Reducing stress Glucocorticoids can promote loss of hippocampal neurons. Increased oxidative stress and injury to the brain may occur as a result of increased production of oxidants and decreased production of antioxidant enzymes.
Exercise Regular exercise is associated with a reduced risk for cognitive impairment.
Social life An active social life involving networking, physical leisure, and other social activities, such as games, may reduce cognitive decline possibly because of a vascular effect or as a result of stress reduction.
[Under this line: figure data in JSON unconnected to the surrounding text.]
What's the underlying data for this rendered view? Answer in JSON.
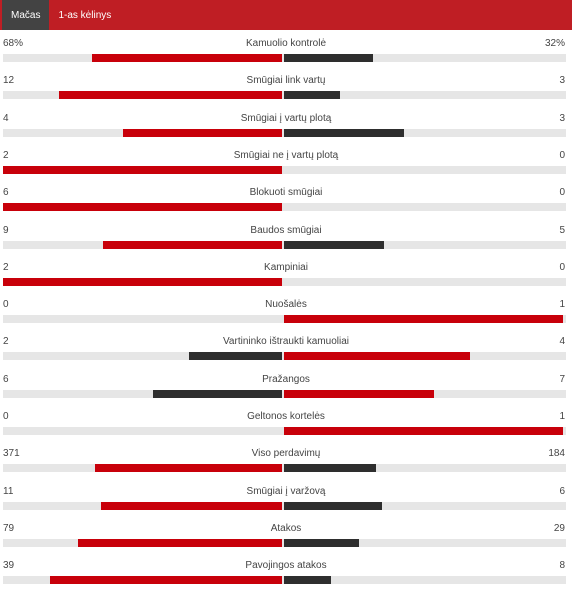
{
  "tabs": [
    {
      "label": "Mačas",
      "active": true
    },
    {
      "label": "1-as kėlinys",
      "active": false
    }
  ],
  "colors": {
    "header": "#bf1e24",
    "home": "#c8000a",
    "away": "#2e2e2e",
    "track": "#e6e6e6"
  },
  "stats": [
    {
      "label": "Kamuolio kontrolė",
      "home_text": "68%",
      "away_text": "32%",
      "home": 68,
      "away": 32,
      "home_color": "red",
      "away_color": "dark"
    },
    {
      "label": "Smūgiai link vartų",
      "home_text": "12",
      "away_text": "3",
      "home": 12,
      "away": 3,
      "home_color": "red",
      "away_color": "dark"
    },
    {
      "label": "Smūgiai į vartų plotą",
      "home_text": "4",
      "away_text": "3",
      "home": 4,
      "away": 3,
      "home_color": "red",
      "away_color": "dark"
    },
    {
      "label": "Smūgiai ne į vartų plotą",
      "home_text": "2",
      "away_text": "0",
      "home": 2,
      "away": 0,
      "home_color": "red",
      "away_color": "dark"
    },
    {
      "label": "Blokuoti smūgiai",
      "home_text": "6",
      "away_text": "0",
      "home": 6,
      "away": 0,
      "home_color": "red",
      "away_color": "dark"
    },
    {
      "label": "Baudos smūgiai",
      "home_text": "9",
      "away_text": "5",
      "home": 9,
      "away": 5,
      "home_color": "red",
      "away_color": "dark"
    },
    {
      "label": "Kampiniai",
      "home_text": "2",
      "away_text": "0",
      "home": 2,
      "away": 0,
      "home_color": "red",
      "away_color": "dark"
    },
    {
      "label": "Nuošalės",
      "home_text": "0",
      "away_text": "1",
      "home": 0,
      "away": 1,
      "home_color": "dark",
      "away_color": "red"
    },
    {
      "label": "Vartininko ištraukti kamuoliai",
      "home_text": "2",
      "away_text": "4",
      "home": 2,
      "away": 4,
      "home_color": "dark",
      "away_color": "red"
    },
    {
      "label": "Pražangos",
      "home_text": "6",
      "away_text": "7",
      "home": 6,
      "away": 7,
      "home_color": "dark",
      "away_color": "red"
    },
    {
      "label": "Geltonos kortelės",
      "home_text": "0",
      "away_text": "1",
      "home": 0,
      "away": 1,
      "home_color": "dark",
      "away_color": "red"
    },
    {
      "label": "Viso perdavimų",
      "home_text": "371",
      "away_text": "184",
      "home": 371,
      "away": 184,
      "home_color": "red",
      "away_color": "dark"
    },
    {
      "label": "Smūgiai į varžovą",
      "home_text": "11",
      "away_text": "6",
      "home": 11,
      "away": 6,
      "home_color": "red",
      "away_color": "dark"
    },
    {
      "label": "Atakos",
      "home_text": "79",
      "away_text": "29",
      "home": 79,
      "away": 29,
      "home_color": "red",
      "away_color": "dark"
    },
    {
      "label": "Pavojingos atakos",
      "home_text": "39",
      "away_text": "8",
      "home": 39,
      "away": 8,
      "home_color": "red",
      "away_color": "dark"
    }
  ]
}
AD = Alzheimer's disease; APOE = apolipoprotein E

An important protective factor for cognitive health is cognitive reserve.[29] Cognitive reserve refers to the hypothetical ability of the brain to compensate for age-associated degeneration, taking advantage of the brain's neuroplasticity by creating new neural pathways. Cognitive reserve may offer some resistance to the onset of clinical symptoms, allowing some individuals to cope with progressing AD pathology more effectively than others.[29] The degree of cognitive reserve in an individual may depend on factors such as innate intelligence, occupation, educational level, literacy, and a high level of participation in social and physical activities,[15,19] some of which may be proxies for innate or learned flexibility in responding to change.[10] In support of the cognitive reserve theory, research in animals and humans suggests that exposure to an enriched environment (physical activity, learning, social interaction) can influence the rate of neurogenesis in aging.[30]

Far fewer studies have explored variables that might encourage emotional health.[19] A comprehensive list of studies that investigated the variables that might predict cognitive and emotional health or decline can be found in the report of the Cognitive and Emotional Health Project.[31]